Text-to-speech and transcription models are getting very good, but they still have some ways to go with local accents, dialects etc. While there are some private efforts towards this goal, open-source models always pushes the frontier forward and will make the benefits of AI more and more accessible to all.

The Task

Pick a local dialect and benchmark the top open-source text-to-speech model or transcription model on that dialect. This first involves creating the benchmark. This is pretty straightforward for transcription, where you can create a set of recordings and correct transcription and then assess correctness. For text to speech, benchmarking is human assessed, and more subjective - look up existing approaches!
Local dialects is open to your interpretation.
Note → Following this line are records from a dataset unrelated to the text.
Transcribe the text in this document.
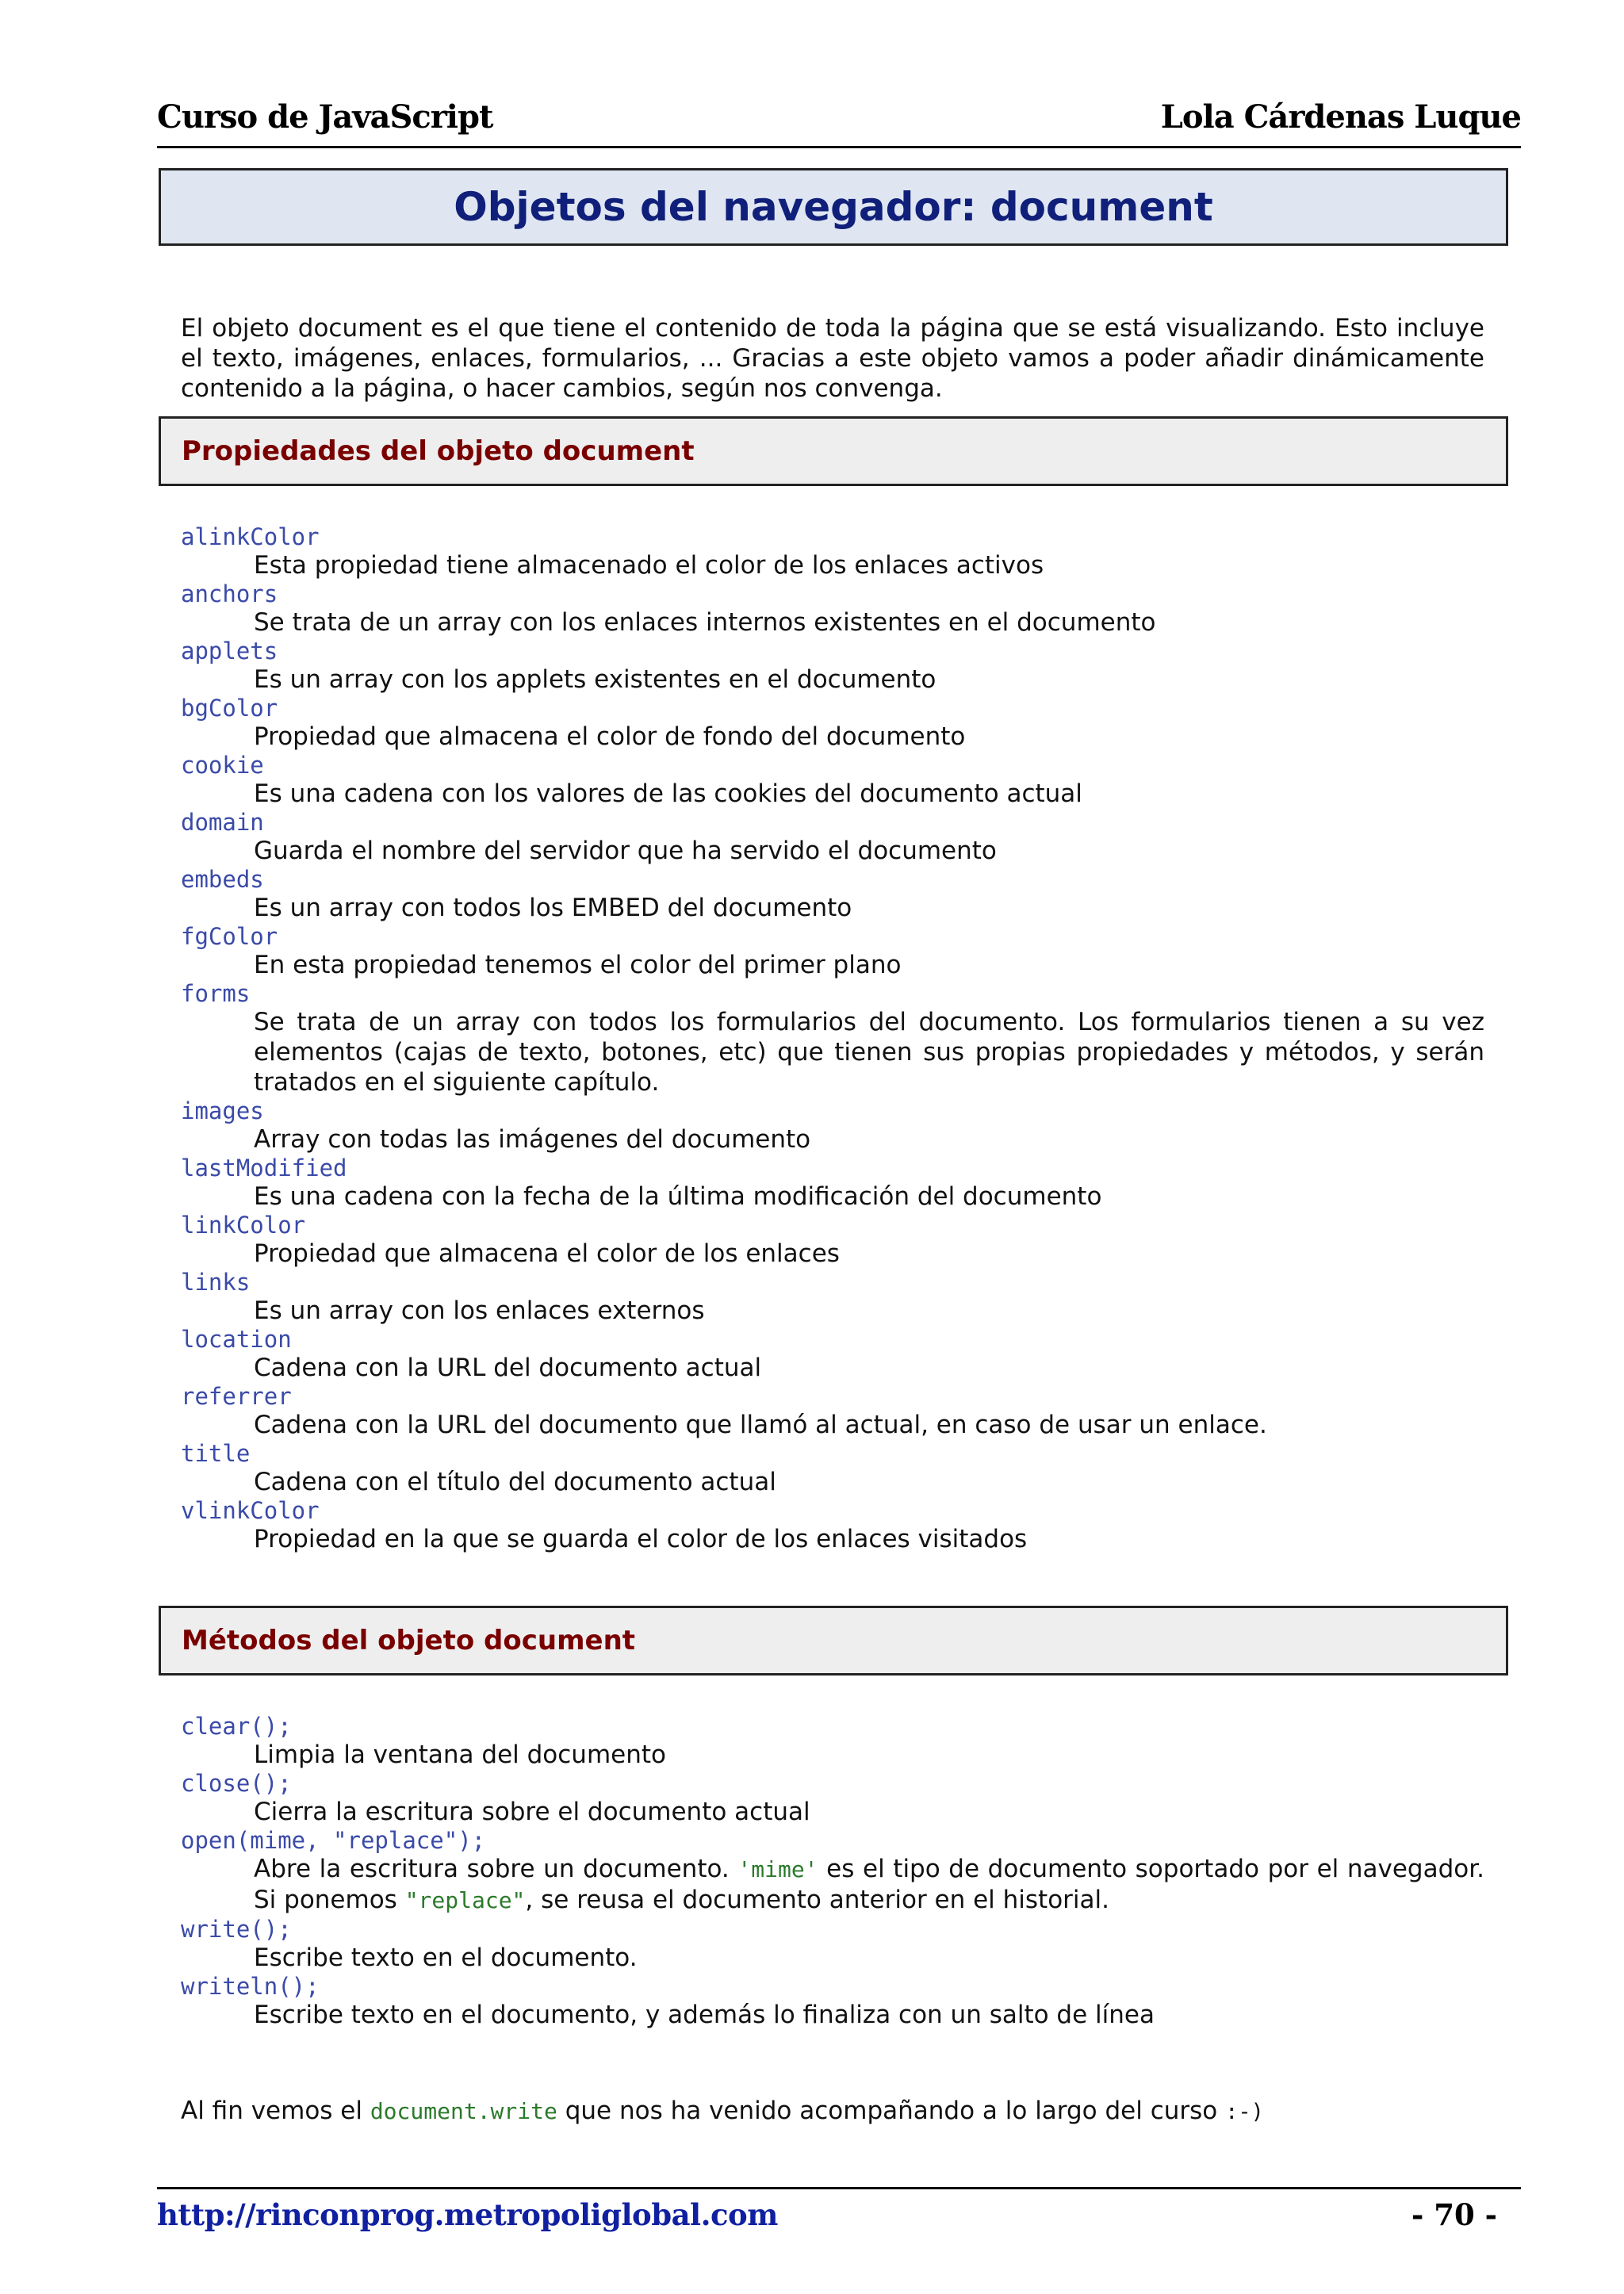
Curso de JavaScript	Lola Cárdenas Luque
Objetos del navegador: document

El objeto document es el que tiene el contenido de toda la página que se está visualizando. Esto incluye el texto, imágenes, enlaces, formularios, ... Gracias a este objeto vamos a poder añadir dinámicamente contenido a la página, o hacer cambios, según nos convenga.

Propiedades del objeto document
alinkColor
Esta propiedad tiene almacenado el color de los enlaces activos
anchors
Se trata de un array con los enlaces internos existentes en el documento
applets
Es un array con los applets existentes en el documento
bgColor
Propiedad que almacena el color de fondo del documento
cookie
Es una cadena con los valores de las cookies del documento actual
domain
Guarda el nombre del servidor que ha servido el documento
embeds
Es un array con todos los EMBED del documento
fgColor
En esta propiedad tenemos el color del primer plano
forms
Se trata de un array con todos los formularios del documento. Los formularios tienen a su vez elementos (cajas de texto, botones, etc) que tienen sus propias propiedades y métodos, y serán tratados en el siguiente capítulo.
images
Array con todas las imágenes del documento
lastModified
Es una cadena con la fecha de la última modificación del documento
linkColor
Propiedad que almacena el color de los enlaces
links
Es un array con los enlaces externos
location
Cadena con la URL del documento actual
referrer
Cadena con la URL del documento que llamó al actual, en caso de usar un enlace.
title
Cadena con el título del documento actual
vlinkColor
Propiedad en la que se guarda el color de los enlaces visitados
Métodos del objeto document
clear();
Limpia la ventana del documento
close();
Cierra la escritura sobre el documento actual
open(mime, "replace");
Abre la escritura sobre un documento. 'mime' es el tipo de documento soportado por el navegador. Si ponemos "replace", se reusa el documento anterior en el historial.
write();
Escribe texto en el documento.
writeln();
Escribe texto en el documento, y además lo finaliza con un salto de línea

Al fin vemos el document.write que nos ha venido acompañando a lo largo del curso :-)

http://rinconprog.metropoliglobal.com	- 70 -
It can be something like “Madras Tamil” or “Champaran-style Hindi” or even hyper specific (“Telugu as spoken in my native village”). It can also be languages that currently perform poorly on benchmarks. Whatever you pick, make sure you have a reasonable way to collect samples to train your model.
Publish your model on hugging face and open source your training code on Github.

Bonus Points

Make a quick demo application to show off your work! This can be as simple as a Gradio application on Hugging Face
Think deeply about benchmarking and what nuances it needs to capture for your particular use case and publish these thoughts as a blog post!

Why it Matters:

Lots of Indians access the internet through speech (voice notes, videos etc), and these models are how speech will be generated and interpreted going forward. The future of apps will likely be much more voice based, and therefore the capacity of many Indians to access and enjoy this progress depends on these pieces (TTS and transcription) working well. Many models are now also being trained to be natively multi-modal and this work can be valuable training data for such efforts.

What's in it for you:

While big labs are making progress, your specific dialect might not be their top priority. But it can be yours! And in making your work open-source, labs and companies can use your work and serve people better in the dialect of your choosing—that’s an empowering approach to making sure the people in your community from backgrounds like yours are included!

We will publicize and distribute excellent work through our channels so it gets noticed. We'll also get you final round interviews at top AI companies, if that's something you want.